In 2002, Danica Canfield, the daughter of Betsy Looney’s best friend, died after going into sudden cardiac arrest while at school.
“The ambulance took twenty minutes to arrive. If the school had been equipped with an AED [Automated External Defibrillator], her life could have been saved,” said Looney.
Looney was a school nurse at St. Gregory the Great, Virginia Beach, for 20 years, and is now the school nurse coordinator for the diocesan Office of Catholic Schools.
In 2023, Looney testified at the Virginia General Assembly in favor of the bill SB-1453, which now requires public schools in the state to be equipped with an AED and to develop an emergency response plan. Our 23 diocesan schools, said Looney, were ahead of the curve – all are equipped with AEDs.

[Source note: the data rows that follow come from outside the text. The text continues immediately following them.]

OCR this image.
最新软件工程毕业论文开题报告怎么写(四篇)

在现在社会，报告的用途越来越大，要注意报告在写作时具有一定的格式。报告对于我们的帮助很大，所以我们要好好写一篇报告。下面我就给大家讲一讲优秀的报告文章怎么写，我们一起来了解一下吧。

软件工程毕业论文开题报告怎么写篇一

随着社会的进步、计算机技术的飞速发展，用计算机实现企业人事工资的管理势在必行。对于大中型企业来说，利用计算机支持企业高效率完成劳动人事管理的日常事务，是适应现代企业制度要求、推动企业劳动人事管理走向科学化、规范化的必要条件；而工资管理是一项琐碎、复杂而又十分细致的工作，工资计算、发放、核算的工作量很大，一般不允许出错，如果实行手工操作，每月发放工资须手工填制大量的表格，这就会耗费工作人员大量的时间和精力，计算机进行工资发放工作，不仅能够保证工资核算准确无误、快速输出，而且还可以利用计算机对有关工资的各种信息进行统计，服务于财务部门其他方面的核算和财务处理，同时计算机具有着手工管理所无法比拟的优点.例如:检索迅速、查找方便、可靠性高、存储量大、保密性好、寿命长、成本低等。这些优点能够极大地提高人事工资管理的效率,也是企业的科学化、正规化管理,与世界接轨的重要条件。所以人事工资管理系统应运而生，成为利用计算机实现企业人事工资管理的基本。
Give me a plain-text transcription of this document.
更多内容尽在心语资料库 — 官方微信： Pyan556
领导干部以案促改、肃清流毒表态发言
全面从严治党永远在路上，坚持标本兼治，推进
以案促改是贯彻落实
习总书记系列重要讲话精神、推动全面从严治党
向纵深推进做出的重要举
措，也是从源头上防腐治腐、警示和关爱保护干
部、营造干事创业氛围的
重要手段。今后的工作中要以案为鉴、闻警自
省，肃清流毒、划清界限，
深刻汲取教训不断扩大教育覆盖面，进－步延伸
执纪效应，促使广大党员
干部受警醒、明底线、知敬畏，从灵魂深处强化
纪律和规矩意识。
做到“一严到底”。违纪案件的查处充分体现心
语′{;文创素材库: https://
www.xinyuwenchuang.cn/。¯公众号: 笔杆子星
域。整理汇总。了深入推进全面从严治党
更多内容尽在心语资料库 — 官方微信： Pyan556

“The most important thing we can do for our kids is to be prepared,” said Looney.
Now, three of our diocesan schools have taken the next step toward emergency preparedness, becoming certified by Project ADAM (“Automated Defibrillators in Adam’s Memory”) as Heart Safe Schools: Charlottesville Catholic School; St. John the Apostle, Virginia Beach; and The Blessed Sacrament Huguenot School, Powhatan.
Project ADAM is named for Adam Lemel, a student like Canfield who died at school after a sudden cardiac arrest.
The most recent school to earn the designation was Charlottesville Catholic, on Feb. 27. To gain the Heart Safe School designation, said school nurse Suzanne Queheillalt, the school needed more than a working defibrillator.
“Project ADAM makes sure you have a qualified team, and that the defibrillator is in an easily accessible place. We ran drills, added signage, and wrote up a Cardiac Emergency Response Plan,” she said.
Charlottesville Catholic is the first school in the Charlottesville/Albemarle area to be designated a Heart Safe School, and received a congratulatory visit from Dr. John Phillips, director of the Children’s Hospital of Richmond affiliate program to Project ADAM, on April 11.
While there was no AED on hand to save Canfield 23 years ago, another person in Looney’s life was able to avoid tragedy via the device, which delivers an electric shock to restore normal heart rhythm. Her husband, John, suffered a sudden cardiac arrest in 2021 and was saved with an AED at a Virginia Beach fire station.
“Schools should be a safe place,” said Looney. “If there’s something we can do to be prepared, why wouldn’t we do it?”